3.6.1. Method Used for Calculations

Evaluation of Specific Fuel Consumption

The specific fuel consumption measured during the test process describes the relationship between the volume of fuel used and the power provided by the engine. After the experiments, the necessary calculations were carried out based on the method presented in Equations (1) and (2):

$$B={\displaystyle \frac{500\times {\rho }_y\times 3.6}{\mathrm{∆}t}}$$

(1)

• B: Denotes the mass-based fuel consumption rate expressed on an hourly basis (kg/h);
• ∆t: Represents the time interval required for the consumption of 500 mL of fuel;
• ρ_y: Refers to the density of the tested fuel sample (kg/L);

$$b_e={\displaystyle \frac{B}{P_e}}$$

(2)

• b_e: Is defined as the specific fuel consumption per unit output power (kg/kWh);
• P_e: Indicates the brake power produced by the engine (kW).

Thermal Efficiency

Thermal efficiency is defined as the proportion of useful power produced by the engine relative to the total energy input delivered through the fuel. In this study, the calculation of thermal efficiency was carried out using the formulation presented in Equation (3):

$${\eta }_t={\displaystyle \frac{3600N_e}{{BH}_u}}={\displaystyle \frac{3600N_e}{{N_e{b}_{e}H}_u}}={\displaystyle \frac{3600}{{b_{e}H}_u}}$$

(3)

• N_e: Corresponds to the effective power delivered by the engine (kW);
• η_t: Expresses the overall thermal efficiency of the engine system;
• H_u: Corresponds to the lower calorific value characterizing the energy content of the fuel (kJ/kg).

3.6.2. Error Analysis

Multiple experimental measurements were performed throughout the evaluation of the fuel samples. To evaluate the accuracy and consistency of these measurements, an uncertainty analysis approach was adopted. Factors including experimental conditions and the calibration quality of the measuring instruments were identified as the main contributors to measurement deviations. The overall experimental uncertainty (U, %) was determined using the root sum square method, in which the individual uncertainties of key performance parameters (e.g., $u_{SFC},u_{TE}$) were combined. The general expression employed for this analysis is provided in Equation (4):

$$U=\sqrt{u_{SFC}^2+u_{TE}^2+u_{{NO}_x}^2+u_{CO}^2+u_{HC}^2+u_{SE}^2+u_{EGT}^2}$$

(4)

$$U=\sqrt{{\left(1.07\right)}^2+{\left(0.292\right)}^2+{\left(1\right)}^2+{\left(0.01\right)}^2+{\left(1\right)}^2+{\left(0.1\right)}^2+{\left(0.1\right)}^2}=\pm 1.803\%$$

3.7. Machine Learning System (MLS)

In biodiesel fuel production, data analysis-based methods have become widely used to achieve optimal results. Among these methods, machine learning-based modeling approaches stand out. Machine learning aims to develop predictive models from existing data by combining mathematical and statistical infrastructure through computer software. The modeling process relies on the combined evaluation of the dataset and the algorithm used. In this study, the linear regression method, one of the machine learning techniques, was used. Linear regression establishes the relationship between independent variables and the predicted value, enabling the calculation of the error rate [34]. A review of the existing literature reveals that studies on the machine learning supported analysis of the environmental and economic impacts of biodiesel fuel data are limited. Therefore, in our study, linear regression analysis was preferred to determine the extent to which the data of the fuel samples approached the optimum values. The general structure of the model used is shown in Figure 19.

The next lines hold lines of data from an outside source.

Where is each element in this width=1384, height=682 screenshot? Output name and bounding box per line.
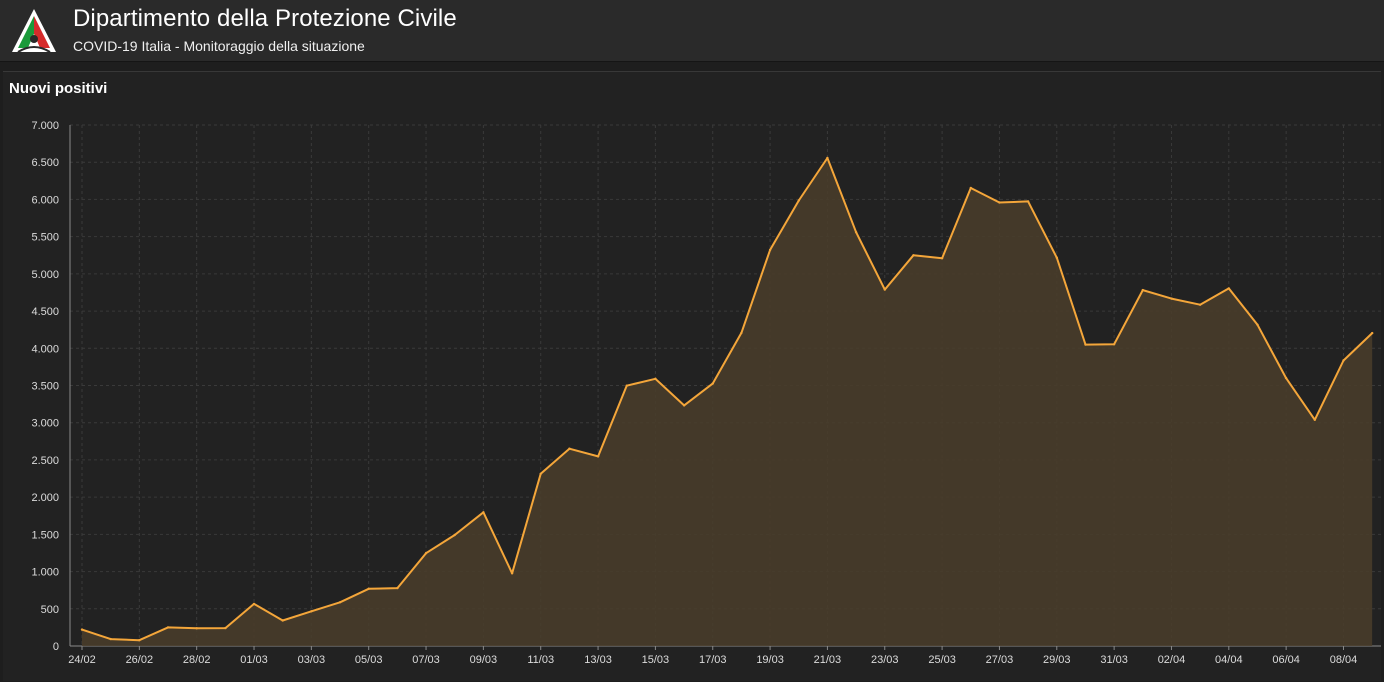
data-point bbox=[912, 254, 915, 257]
chart-panel-title: Nuovi positivi bbox=[9, 80, 108, 97]
x-tick-label: 03/03 bbox=[298, 654, 326, 666]
data-point bbox=[740, 331, 743, 335]
data-point bbox=[1112, 343, 1116, 346]
data-point bbox=[338, 601, 342, 604]
page-subtitle: COVID-19 Italia - Monitoraggio della sit… bbox=[73, 38, 365, 54]
data-point bbox=[539, 472, 542, 475]
data-point bbox=[1371, 331, 1374, 335]
protezione-civile-logo-icon bbox=[12, 9, 56, 53]
x-tick-label: 06/04 bbox=[1272, 654, 1300, 666]
data-point bbox=[654, 377, 657, 380]
page-title: Dipartimento della Protezione Civile bbox=[73, 5, 457, 32]
data-point bbox=[883, 288, 886, 291]
x-tick-label: 02/04 bbox=[1158, 654, 1186, 666]
y-tick-label: 3.000 bbox=[31, 418, 59, 430]
data-point bbox=[138, 639, 141, 642]
data-point bbox=[1227, 287, 1231, 290]
data-point bbox=[396, 586, 399, 590]
x-tick-label: 27/03 bbox=[986, 654, 1014, 666]
data-point bbox=[195, 627, 198, 630]
y-tick-label: 3.500 bbox=[31, 381, 59, 393]
x-tick-label: 25/03 bbox=[928, 654, 956, 666]
data-point bbox=[625, 384, 628, 387]
x-tick-label: 11/03 bbox=[527, 654, 554, 666]
y-tick-label: 5.000 bbox=[31, 269, 59, 281]
x-tick-label: 15/03 bbox=[642, 654, 670, 666]
data-point bbox=[510, 572, 514, 575]
data-point bbox=[424, 552, 428, 555]
data-point bbox=[281, 619, 284, 622]
data-point bbox=[310, 610, 313, 613]
app-header: Dipartimento della Protezione Civile COV… bbox=[0, 0, 1384, 62]
x-tick-label: 19/03 bbox=[756, 654, 784, 666]
y-tick-label: 2.500 bbox=[31, 455, 59, 467]
x-tick-label: 13/03 bbox=[584, 654, 612, 666]
data-point bbox=[367, 587, 370, 590]
y-tick-label: 4.000 bbox=[31, 343, 59, 355]
data-point bbox=[1055, 256, 1059, 259]
data-point bbox=[682, 404, 686, 407]
data-point bbox=[940, 257, 944, 260]
x-tick-label: 23/03 bbox=[871, 654, 899, 666]
data-point bbox=[80, 628, 84, 631]
y-tick-label: 6.500 bbox=[31, 157, 59, 169]
y-tick-label: 500 bbox=[41, 604, 59, 616]
data-point bbox=[998, 201, 1001, 204]
data-point bbox=[1313, 418, 1317, 421]
data-point bbox=[224, 626, 227, 630]
data-point bbox=[1084, 343, 1087, 346]
new-positives-chart: 0 500 1.000 1.500 2.000 2.500 3.000 3.500 4.000 4… bbox=[31, 120, 1381, 666]
y-tick-label: 5.500 bbox=[31, 232, 59, 244]
data-point bbox=[252, 602, 256, 606]
data-point bbox=[711, 382, 714, 385]
data-point bbox=[482, 511, 485, 514]
x-tick-label: 24/02 bbox=[68, 654, 96, 666]
x-tick-label: 08/04 bbox=[1330, 654, 1358, 666]
chart-panel: Nuovi positivi 0 500 1.000 1.500 2.000 2.500 3… bbox=[3, 71, 1381, 681]
y-tick-label: 1.500 bbox=[31, 529, 59, 541]
data-point bbox=[1342, 359, 1345, 362]
x-tick-label: 21/03 bbox=[814, 654, 842, 666]
y-tick-label: 4.500 bbox=[31, 306, 59, 318]
data-point bbox=[1284, 376, 1288, 380]
y-tick-label: 2.000 bbox=[31, 492, 59, 504]
data-point bbox=[1198, 303, 1202, 306]
data-point bbox=[109, 637, 112, 641]
x-tick-label: 31/03 bbox=[1100, 654, 1128, 666]
data-point bbox=[453, 533, 456, 537]
data-point bbox=[596, 455, 600, 458]
data-point bbox=[854, 231, 858, 234]
x-tick-label: 26/02 bbox=[126, 654, 154, 666]
series-area bbox=[82, 158, 1373, 646]
y-tick-label: 0 bbox=[53, 641, 59, 653]
data-point bbox=[568, 447, 571, 450]
y-tick-label: 6.000 bbox=[31, 194, 59, 206]
data-point bbox=[826, 156, 829, 160]
data-point bbox=[969, 186, 972, 190]
x-tick-label: 05/03 bbox=[355, 654, 383, 666]
series-line bbox=[81, 157, 1373, 642]
data-point bbox=[166, 626, 170, 629]
data-point bbox=[797, 199, 800, 202]
data-point bbox=[1141, 288, 1145, 292]
x-tick-label: 29/03 bbox=[1043, 654, 1071, 666]
x-tick-label: 28/02 bbox=[183, 654, 211, 666]
data-point bbox=[768, 248, 772, 252]
data-point bbox=[1026, 200, 1030, 203]
x-tick-label: 17/03 bbox=[699, 654, 727, 666]
x-tick-label: 04/04 bbox=[1215, 654, 1243, 666]
x-tick-label: 01/03 bbox=[240, 654, 268, 666]
data-point bbox=[1256, 323, 1259, 326]
y-tick-label: 1.000 bbox=[31, 567, 59, 579]
data-point bbox=[1170, 297, 1173, 300]
x-tick-label: 07/03 bbox=[412, 654, 440, 666]
y-tick-label: 7.000 bbox=[31, 120, 59, 132]
x-tick-label: 09/03 bbox=[470, 654, 498, 666]
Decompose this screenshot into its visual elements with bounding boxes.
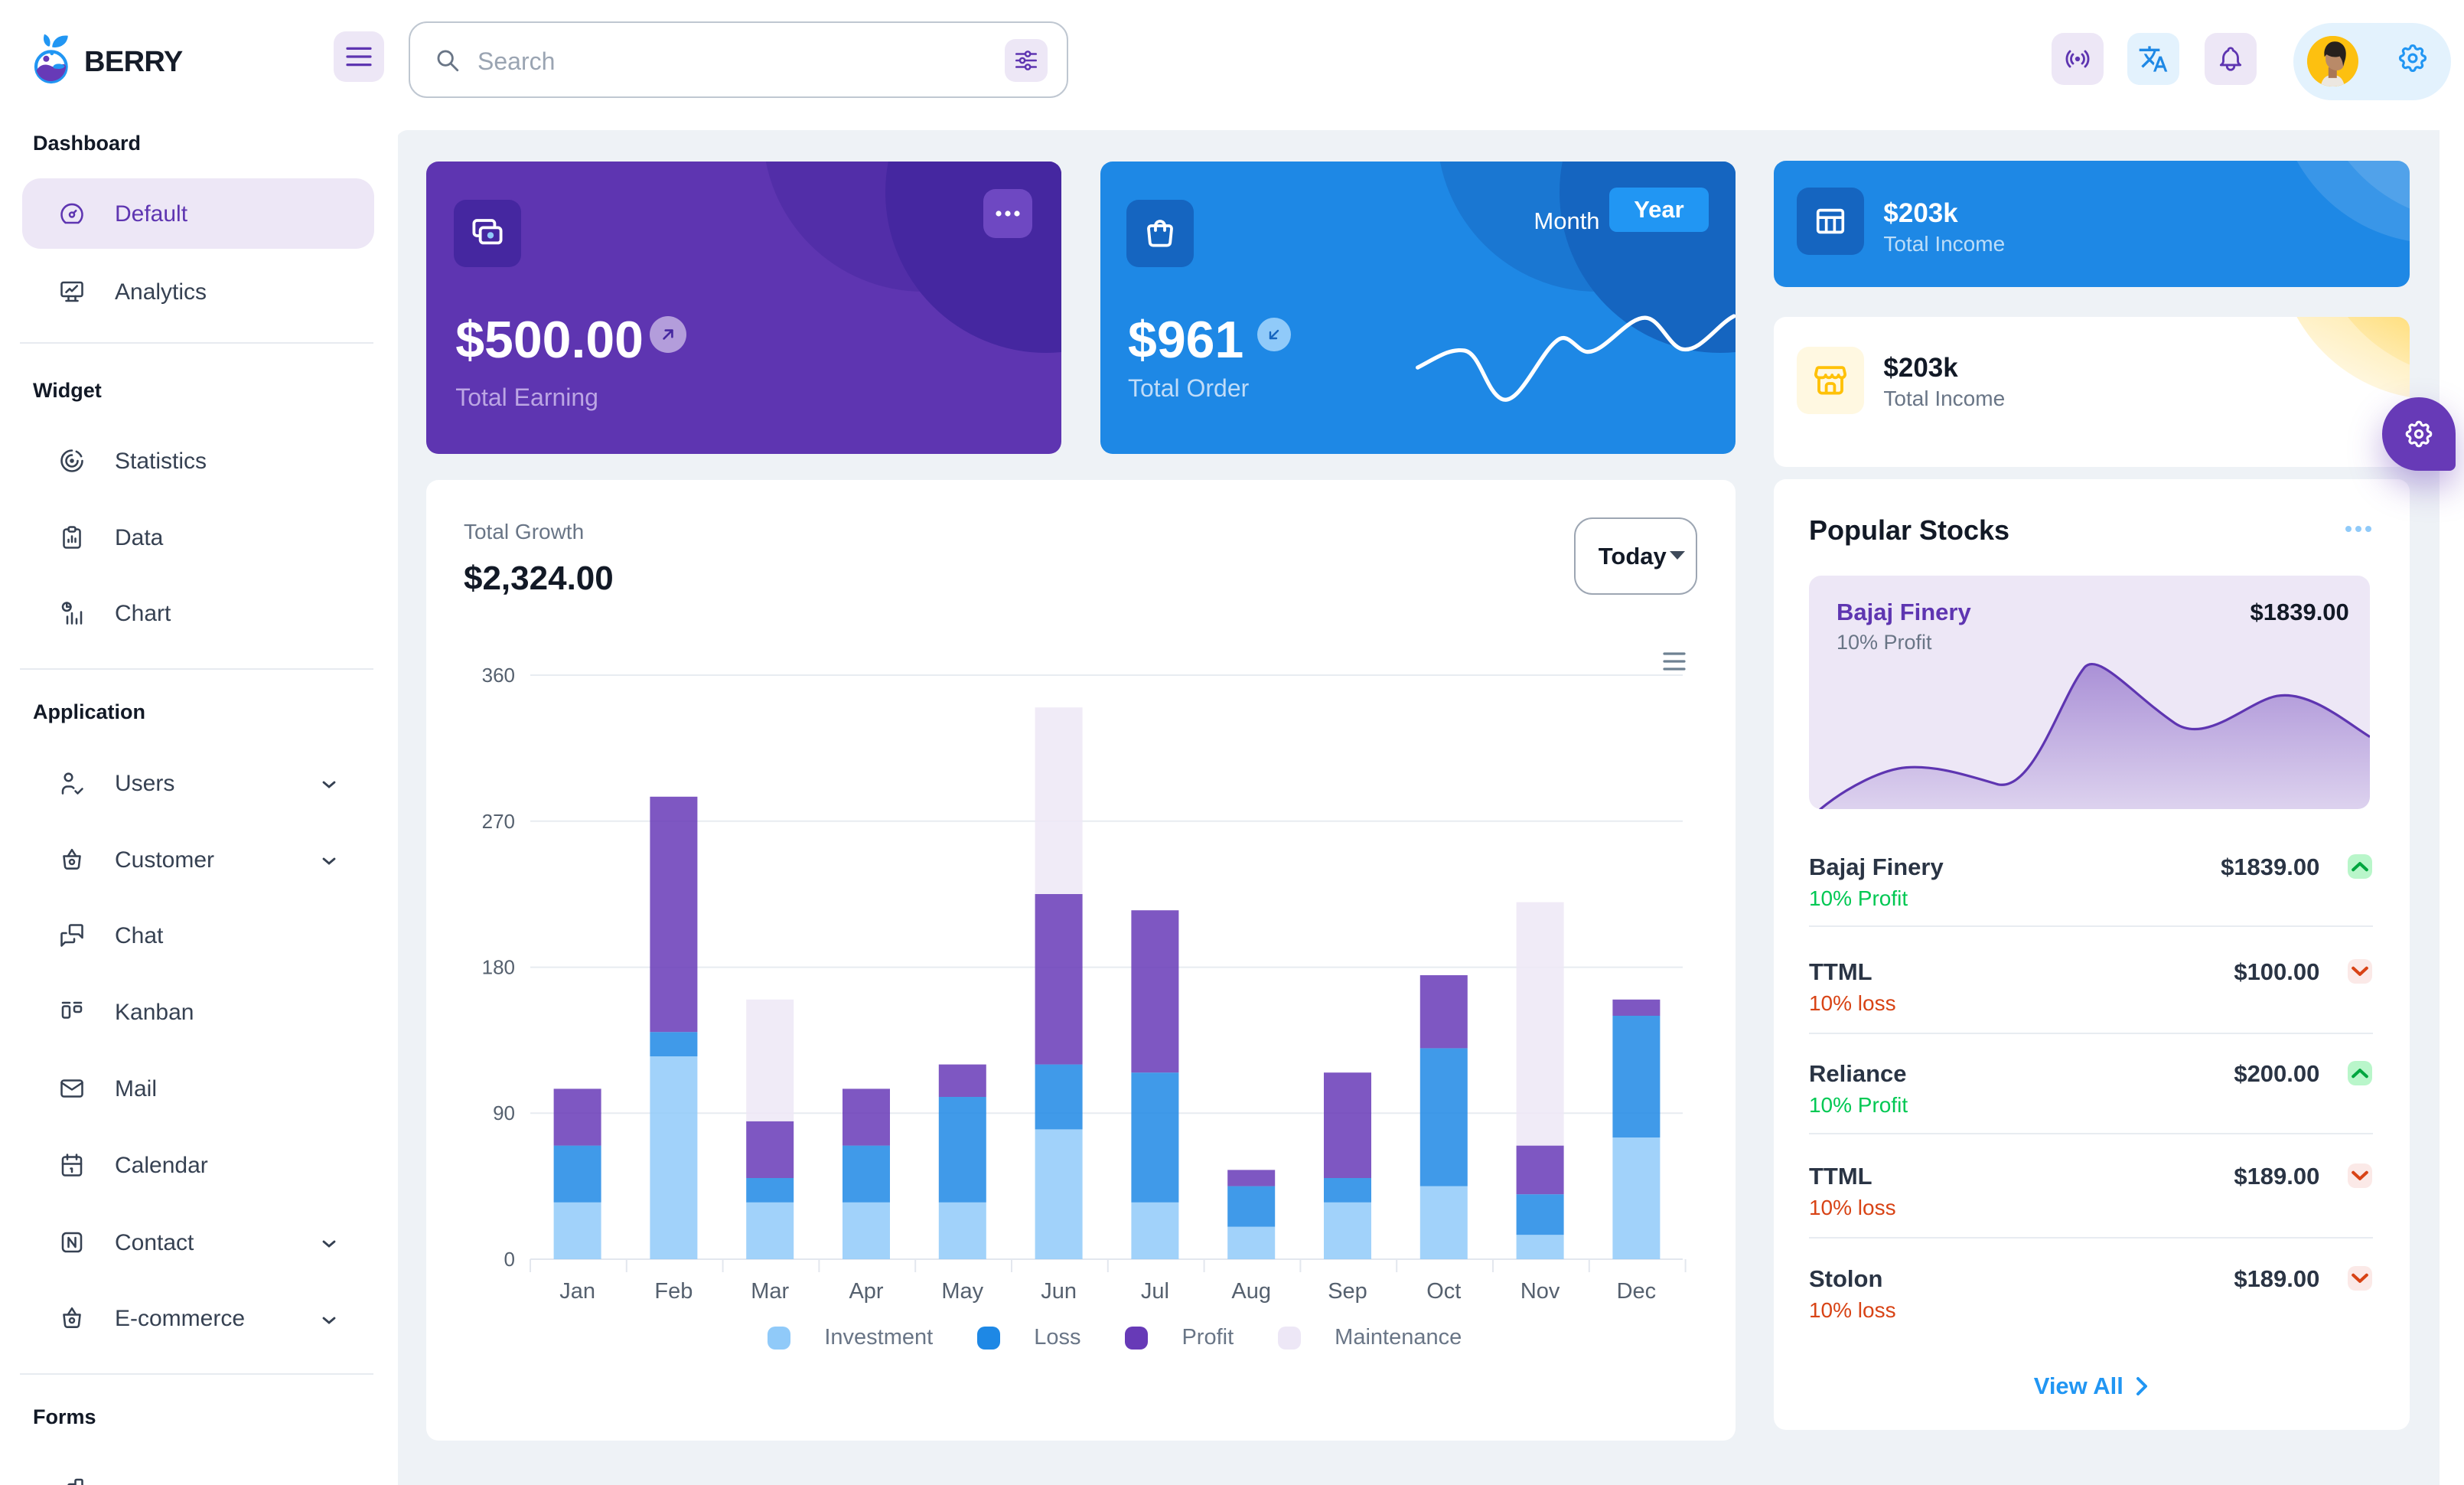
svg-text:Jun: Jun xyxy=(1041,1279,1077,1304)
svg-text:Feb: Feb xyxy=(654,1279,693,1304)
svg-text:Dec: Dec xyxy=(1616,1279,1656,1304)
svg-text:360: 360 xyxy=(481,664,514,687)
svg-text:Apr: Apr xyxy=(849,1279,883,1304)
svg-text:Aug: Aug xyxy=(1231,1279,1271,1304)
svg-text:90: 90 xyxy=(493,1102,515,1124)
svg-text:Sep: Sep xyxy=(1328,1279,1367,1304)
svg-text:Jan: Jan xyxy=(559,1279,595,1304)
svg-text:180: 180 xyxy=(481,956,514,979)
svg-text:Mar: Mar xyxy=(751,1279,789,1304)
svg-text:270: 270 xyxy=(481,810,514,833)
svg-text:Oct: Oct xyxy=(1426,1279,1461,1304)
svg-text:May: May xyxy=(941,1279,983,1304)
svg-text:0: 0 xyxy=(504,1248,514,1271)
svg-text:Jul: Jul xyxy=(1141,1279,1169,1304)
svg-text:Nov: Nov xyxy=(1520,1279,1560,1304)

A graphical summary showing the stages of the study is shown in Figure 20.

3.8. Optimization and Artificial Intelligence Modeling

In order to interpret and predict the combined performance and emission response of biodiesel fuels modified with hybrid SiO₂–NiO nanoparticles, a machine learning–assisted optimization strategy was adopted. Linear regression was chosen as the prediction model, as it provides an effective framework for analyzing continuous experimental datasets. The model was constructed using experimental parameters such as engine load, specific fuel consumption, exhaust gas temperature, CO, HC, and NO_x emissions, smoke opacity, and thermal efficiency. To avoid bias arising from differences in parameter scales, the dataset was normalized prior to modeling. The available data were divided into two groups, with 80% used for training the model and 20% employed for validation. The main objective of the modeling approach is to determine the optimum hybrid nanoparticle concentration that maximizes thermal efficiency while minimizing emissions and SFC. Linear regression results showed a high agreement between measured and predicted CO₂ emissions (R² = 0.956; MSE = 1.08 × 10⁻⁵). Furthermore, the model was found to successfully reflect the nonlinear emission trends that emerged with increasing nanoparticle concentration up to 100 ppm. Optimization results revealed that the WSOB20 + 100 ppm NiO–SiO₂ fuel mixture is the most suitable option in terms of overall performance and emissions. The agreement of the modeling outputs with the experimental results demonstrates that the linear regression approach is a reliable tool for predicting biodiesel fuel behavior.

4. Conclusions

The experimental evidence presented in this study shows that enriching waste sunflower oil biodiesel with hybrid NiO–SiO₂ nanoparticles leads to measurable improvements in engine efficiency and exhaust quality. The uniform dispersion of mostly spherical particles below 100 nm, confirmed by SEM analysis, appears to support a more controlled and complete combustion process. This structural characteristic is directly reflected in engine performance outcomes. Among the tested fuels, the WSOB20 blend containing 100 ppm nanoparticles delivered the most consistent results. Under identical operating conditions, thermal efficiency increased by 3.50% and specific fuel consumption decreased by 2.20%, indicating a clearer conversion of fuel energy into useful work. Emission behavior showed even greater improvement. CO, HC, and smoke emissions declined by 39.50%, 39.40%, and 35.20%, respectively, demonstrating that incomplete combustion products were substantially reduced. Although a slight rise in NO_x emissions was observed, this increase does not offset the overall reduction in harmful exhaust components. The regression-based model used for CO₂ prediction produced a very low mean squared error (1.08 × 10⁻⁵), confirming that computational tools can reliably support experimental findings. While longer-term durability and NO_x mitigation strategies should be examined in future research, the present data clearly indicate that combining nanotechnology with waste-derived biodiesel offers a practical route toward cleaner and more efficient diesel engine operation.